Sie hob ihre Tüte wieder auf und ging weiter. Die Rübe schlug ihr bei jedem zweiten Schritt gegen das Schienbein.
Sie mußte sich das alles noch einmal überlegen.
Er fror nicht mehr. Das war seltsam, seine Haut fühlte sich nämlich wie sonst an, wenn er fror, wie betäubt, fremd, Gänsehaut eben. Noch seltsamer war, daß er keinen Hunger hatte. Er hatte den ganzen Tag noch nichts gegessen, und die Kuchenstücke vom Vortag hatte er längst erbrochen. Statt des normalen Hungergefühls spürte er nur eine leise Übelkeit, längst nicht so stark wie in der vergangenen Nacht.

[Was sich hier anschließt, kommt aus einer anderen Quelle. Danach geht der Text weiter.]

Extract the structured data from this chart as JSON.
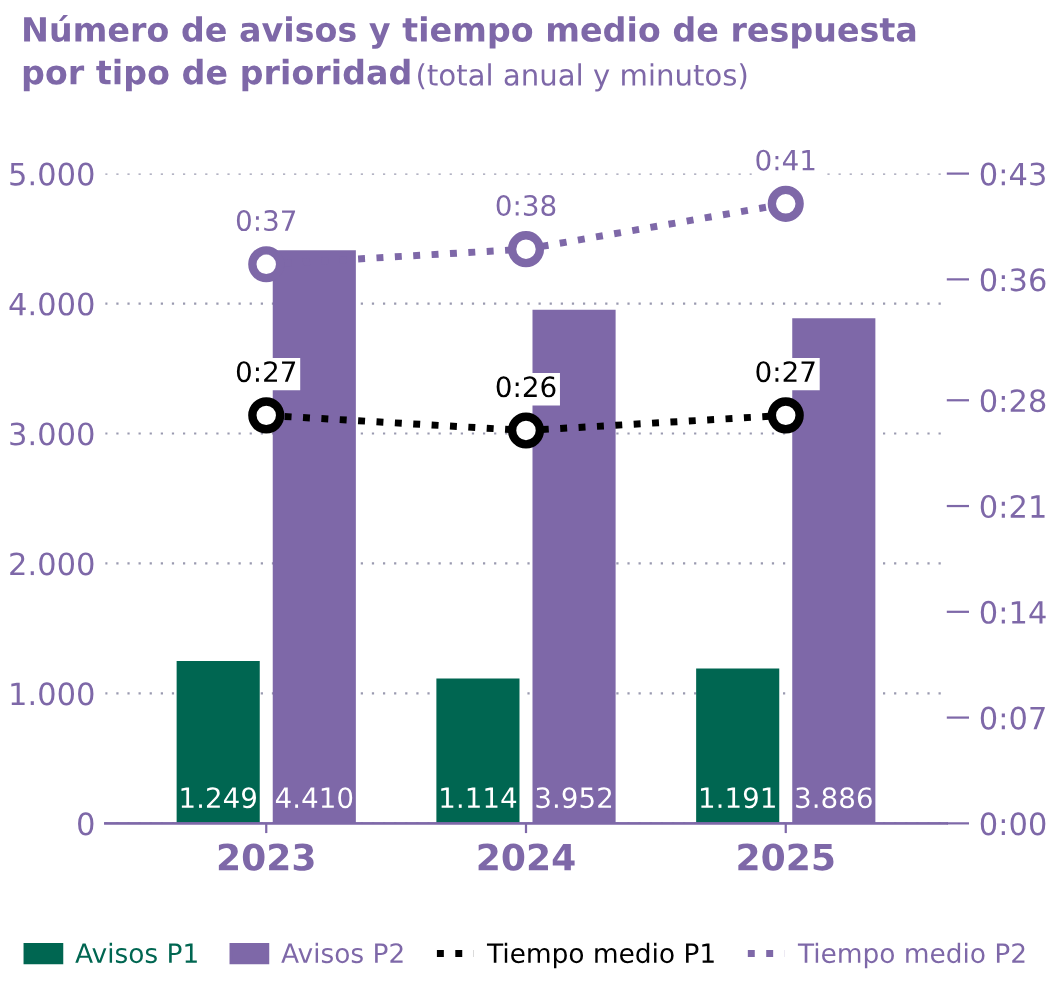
{
  "chart_data": {
    "type": "bar",
    "title": "Número de avisos y tiempo medio de respuesta\npor tipo de prioridad",
    "subtitle": "(total anual y minutos)",
    "categories": [
      "2023",
      "2024",
      "2025"
    ],
    "series": [
      {
        "name": "Avisos P1",
        "color": "#006651",
        "values": [
          1249,
          1114,
          1191
        ],
        "value_labels": [
          "1.249",
          "1.114",
          "1.191"
        ]
      },
      {
        "name": "Avisos P2",
        "color": "#7e68a8",
        "values": [
          4410,
          3952,
          3886
        ],
        "value_labels": [
          "4.410",
          "3.952",
          "3.886"
        ]
      },
      {
        "name": "Tiempo medio P1",
        "type": "line",
        "axis": "y2",
        "color": "#000000",
        "values": [
          27,
          26,
          27
        ],
        "value_labels": [
          "0:27",
          "0:26",
          "0:27"
        ]
      },
      {
        "name": "Tiempo medio P2",
        "type": "line",
        "axis": "y2",
        "color": "#7e68a8",
        "values": [
          37,
          38,
          41
        ],
        "value_labels": [
          "0:37",
          "0:38",
          "0:41"
        ]
      }
    ],
    "ylim": [
      0,
      5000
    ],
    "yticks": [
      {
        "value": 0,
        "label": "0"
      },
      {
        "value": 1000,
        "label": "1.000"
      },
      {
        "value": 2000,
        "label": "2.000"
      },
      {
        "value": 3000,
        "label": "3.000"
      },
      {
        "value": 4000,
        "label": "4.000"
      },
      {
        "value": 5000,
        "label": "5.000"
      }
    ],
    "y2lim": [
      0,
      43
    ],
    "y2ticks": [
      {
        "value": 0,
        "label": "0:00"
      },
      {
        "value": 7,
        "label": "0:07"
      },
      {
        "value": 14,
        "label": "0:14"
      },
      {
        "value": 21,
        "label": "0:21"
      },
      {
        "value": 28,
        "label": "0:28"
      },
      {
        "value": 36,
        "label": "0:36"
      },
      {
        "value": 43,
        "label": "0:43"
      }
    ],
    "grid": "y",
    "legend": "bottom",
    "marker": "circle",
    "line_style": "dotted"
  }
}
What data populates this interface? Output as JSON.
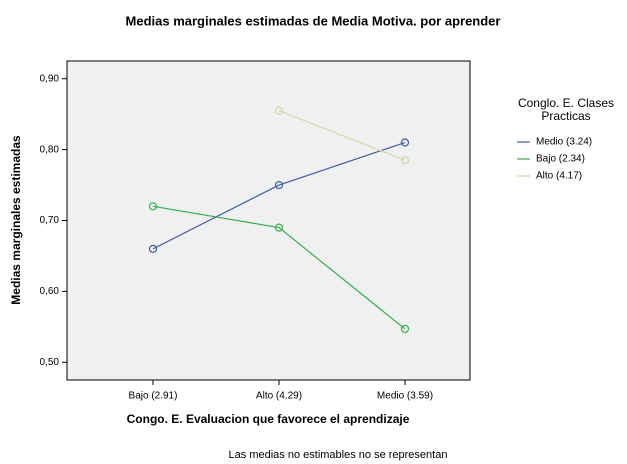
{
  "chart_data": {
    "type": "line",
    "title": "Medias marginales estimadas de Media Motiva. por aprender",
    "x_label": "Congo. E. Evaluacion que favorece el aprendizaje",
    "y_label": "Medias marginales estimadas",
    "legend_title": "Conglo. E. Clases Practicas",
    "footnote": "Las medias no estimables no se representan",
    "categories": [
      "Bajo (2.91)",
      "Alto (4.29)",
      "Medio (3.59)"
    ],
    "series": [
      {
        "name": "Medio (3.24)",
        "color": "#3d5ca8",
        "values": [
          0.66,
          0.75,
          0.81
        ]
      },
      {
        "name": "Bajo (2.34)",
        "color": "#2fb34a",
        "values": [
          0.72,
          0.69,
          0.547
        ]
      },
      {
        "name": "Alto (4.17)",
        "color": "#d9d5a3",
        "values": [
          null,
          0.855,
          0.785
        ]
      }
    ],
    "ylim": [
      0.475,
      0.925
    ],
    "yticks": [
      {
        "value": 0.5,
        "label": "0,50"
      },
      {
        "value": 0.6,
        "label": "0,60"
      },
      {
        "value": 0.7,
        "label": "0,70"
      },
      {
        "value": 0.8,
        "label": "0,80"
      },
      {
        "value": 0.9,
        "label": "0,90"
      }
    ],
    "legend_position": "right"
  }
}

Sein Kopf quälte ihn am meisten. Er dröhnte und hämmerte, und hinter seiner einen Schläfe schien jemand mit einem Schraubenzieher am Werk zu sein. Ab und zu faßte er sich ans Ohr, denn es tat so weh, als säße dort nur noch ein großes Loch.
Außerdem hatte er Durst. Er hatte einen ganz entsetzlichen Durst. Jedesmal wenn er an einem Kiosk oder einer Tankstelle vorbeikam, spielte er mit dem Gedanken, sich eine Flasche Limo zu kaufen. Aber sicher war inzwischen die halbe Welt hinter ihm her. Überall standen Streifenwagen, er hatte noch nie so viele Streifenwagen gesehen wie an diesem Tag. Das hielt ihn ziemlich auf, und es strengte ihn nur noch mehr an, daß er sich 246
immer wieder verstecken mußte. Sie hatten ihre Sirenen nicht eingeschaltet, deshalb mußte er die ganze Zeit auf der Hut sein.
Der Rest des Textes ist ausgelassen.